Agenturmeldungen

Reform des Pflege-TÜV kommt - Heimbewertungen sollen besser werden

20.03.2019

Bislang ist der Pflege-TÜV mehr ein Ärgernis als eine Hilfe. Viel zu
oft gibt es sehr gute Noten für Pflegeheime in Deutschland. Nun gibt
es grünes Licht für eine Reform.

Berlin (dpa) - Nach jahrelangem Ringen startet im Herbst der neue
Pflege-TÜV für aussagekräftige Bewertungen von Pflegeheimen im
Internet. «Am 1. November beginnen in den Pflegeheimen endlich die
Prüfungen nach dem neuen Qualitätssystem», sagte Gernot Kiefer vom
Vorstand des GKV-Spitzenverbands der Deutschen Presse-Agentur in
Berlin. Pflegebedürftige und ihre Angehörigen sollen dadurch
aussagekräftige Bewertungen der Heime in Deutschland bekommen.
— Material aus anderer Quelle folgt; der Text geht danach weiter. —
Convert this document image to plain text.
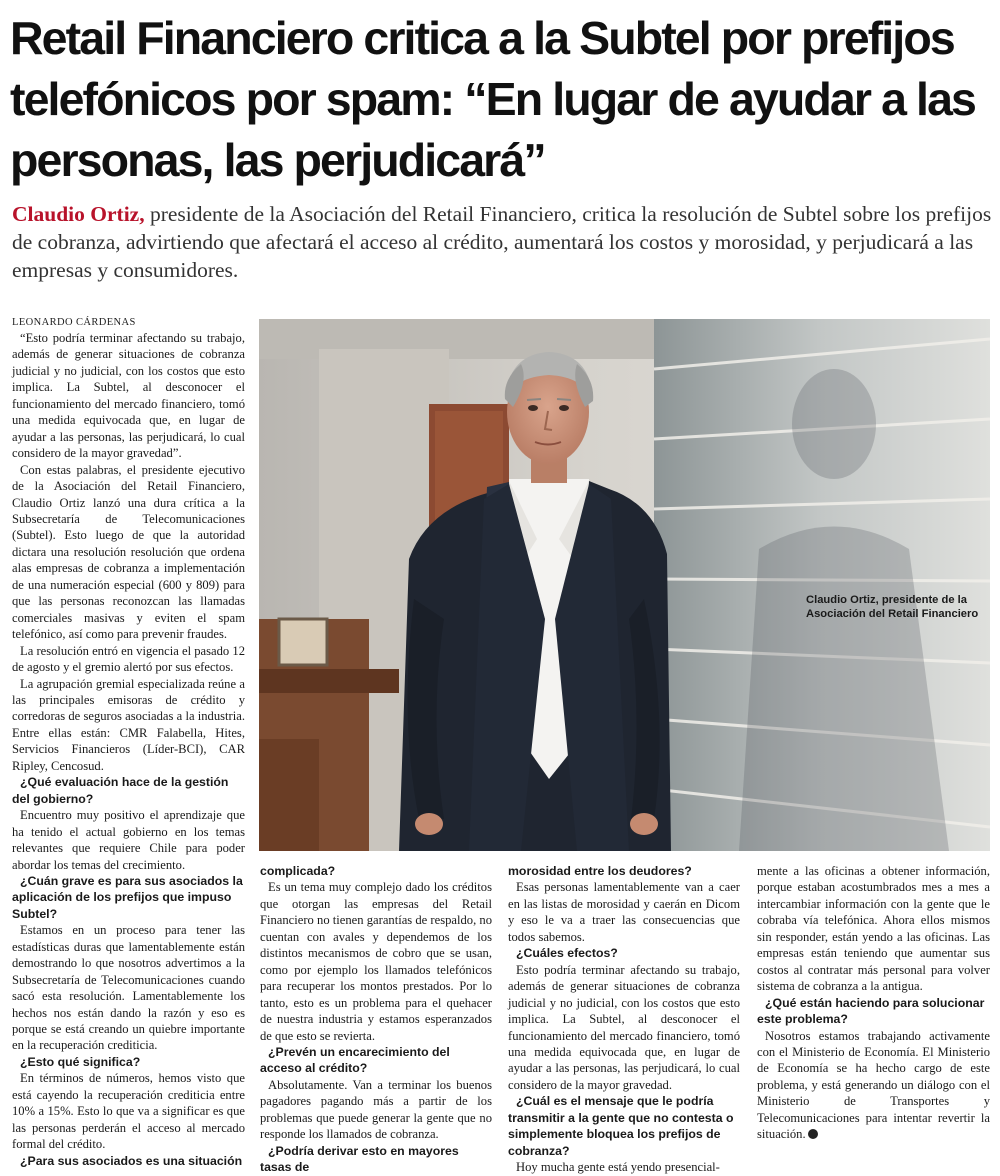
Retail Financiero critica a la Subtel por prefijos telefónicos por spam: “En lugar de ayudar a las personas, las perjudicará”

Claudio Ortiz, presidente de la Asociación del Retail Financiero, critica la resolución de Subtel sobre los prefijos de cobranza, advirtiendo que afectará el acceso al crédito, aumentará los costos y morosidad, y perjudicará a las empresas y consumidores.

LEONARDO CÁRDENAS

“Esto podría terminar afectando su trabajo, además de generar situaciones de cobranza judicial y no judicial, con los costos que esto implica. La Subtel, al desconocer el funcionamiento del mercado financiero, tomó una medida equivocada que, en lugar de ayudar a las personas, las perjudicará, lo cual considero de la mayor gravedad”.

Con estas palabras, el presidente ejecutivo de la Asociación del Retail Financiero, Claudio Ortiz lanzó una dura crítica a la Subsecretaría de Telecomunicaciones (Subtel). Esto luego de que la autoridad dictara una resolución resolución que ordena alas empresas de cobranza a implementación de una numeración especial (600 y 809) para que las personas reconozcan las llamadas comerciales masivas y eviten el spam telefónico, así como para prevenir fraudes.

La resolución entró en vigencia el pasado 12 de agosto y el gremio alertó por sus efectos.

La agrupación gremial especializada reúne a las principales emisoras de crédito y corredoras de seguros asociadas a la industria. Entre ellas están: CMR Falabella, Hites, Servicios Financieros (Líder-BCI), CAR Ripley, Cencosud.

¿Qué evaluación hace de la gestión del gobierno?

Encuentro muy positivo el aprendizaje que ha tenido el actual gobierno en los temas relevantes que requiere Chile para poder abordar los temas del crecimiento.

¿Cuán grave es para sus asociados la aplicación de los prefijos que impuso Subtel?

Estamos en un proceso para tener las estadísticas duras que lamentablemente están demostrando lo que nosotros advertimos a la Subsecretaría de Telecomunicaciones cuando sacó esta resolución. Lamentablemente los hechos nos están dando la razón y eso es porque se está creando un quiebre importante en la recuperación crediticia.

¿Esto qué significa?

En términos de números, hemos visto que está cayendo la recuperación crediticia entre 10% a 15%. Esto lo que va a significar es que las personas perderán el acceso al mercado formal del crédito.

¿Para sus asociados es una situación

Claudio Ortiz, presidente de la Asociación del Retail Financiero

complicada?

Es un tema muy complejo dado los créditos que otorgan las empresas del Retail Financiero no tienen garantías de respaldo, no cuentan con avales y dependemos de los distintos mecanismos de cobro que se usan, como por ejemplo los llamados telefónicos para recuperar los montos prestados. Por lo tanto, esto es un problema para el quehacer de nuestra industria y estamos esperanzados de que esto se revierta.

¿Prevén un encarecimiento del acceso al crédito?

Absolutamente. Van a terminar los buenos pagadores pagando más a partir de los problemas que puede generar la gente que no responde los llamados de cobranza.

¿Podría derivar esto en mayores tasas de

morosidad entre los deudores?

Esas personas lamentablemente van a caer en las listas de morosidad y caerán en Dicom y eso le va a traer las consecuencias que todos sabemos.

¿Cuáles efectos?

Esto podría terminar afectando su trabajo, además de generar situaciones de cobranza judicial y no judicial, con los costos que esto implica. La Subtel, al desconocer el funcionamiento del mercado financiero, tomó una medida equivocada que, en lugar de ayudar a las personas, las perjudicará, lo cual considero de la mayor gravedad.

¿Cuál es el mensaje que le podría transmitir a la gente que no contesta o simplemente bloquea los prefijos de cobranza?

Hoy mucha gente está yendo presencial-

mente a las oficinas a obtener información, porque estaban acostumbrados mes a mes a intercambiar información con la gente que le cobraba vía telefónica. Ahora ellos mismos sin responder, están yendo a las oficinas. Las empresas están teniendo que aumentar sus costos al contratar más personal para volver sistema de cobranza a la antigua.

¿Qué están haciendo para solucionar este problema?

Nosotros estamos trabajando activamente con el Ministerio de Economía. El Ministerio de Economía se ha hecho cargo de este problema, y está generando un diálogo con el Ministerio de Transportes y Telecomunicaciones para intentar revertir la situación.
Die neu konzipierten Prüfungen sollen in eine informative Darstellung
über die Qualität der Pflegeheime münden. Abgelöst werden die
umstrittenen Pflegenoten, die so positiv ausfallen, dass kaum
Vergleiche möglich sind. Das zuständige Gremium, der erweiterte
Qualitätsausschuss von Krankenkassen und Heimbetreibern, gab in einer
internen Sitzung am Dienstagabend grünes Licht für die Reform, wie
die dpa aus Verhandlungskreisen erfuhr.

Kiefer sagte: «Bereits im Frühjahr 2020 werden erste Ergebnisse
veröffentlicht und bis Ende 2020 soll jedes Heim nach den neuen
Regeln geprüft worden sein.» Die neue Transparenz über die
Pflegequalität sei ein Fortschritt für die Bewohner und deren
Angehörige. «Sie war längst überfällig», betonte Kiefer.

Bereits 2015 hatte der Gesetzgeber die Pflegeeinrichtungen, -kassen
und Kommunen beauftragt, bis März 2017 ein neues Prüfverfahren zu
entwickeln. Aber es gab immer wieder Verzögerungen. Seit vergangenem
Herbst liegen den Heimbetreibern und Krankenkassen Empfehlungen von
Wissenschaftlern für einen neuen Pflege-TÜV vor. Die Situation in den
Einrichtungen soll erstmals realistisch erfasst und für alle
verständlich dargestellt werden.

Gemessen werden soll zum Beispiel, wie gut es einem Heim gelingt, die
Mobilität und Selbstständigkeit im Alltag der Bewohner zu erhalten
oder schwere Stürze zu vermeiden. Deutlich soll etwa auch werden, ob
in einem Heim zum Beispiel seit langer Zeit kein Bewohner mehr wund
gelegen ist. Kiefer sagte, das neue System biete umfassende
Orientierung durch eine Vielzahl von Informationen.

«Gute und weniger gute Qualität wird erkennbar», versprach der
Vorstandsvertreter des Kassen-Spitzenverbands. Neben den Ergebnissen
der Prüfungen durch den Medizinischen Dienst der Kassen sollen
weitere Informationen in die Darstellung der Qualität der Heime
eingehen. So sollen die Einrichtungen selbst zentrale Kriterien
messen und diese Informationen dann weitergeben.

Die veralteten Pflegenoten sollen noch so lange einzusehen sein, bis
sie durch die aktuelle Informationen ersetzt werden. Bereitgestellt
werden sollen die Informationen in Portalen der gesetzlichen Kranken-
und Pflegekassen wie dem «Pflegelotsen». In den Pflegeeinrichtungen
sollen die Infos über die Qualität auch aushängen.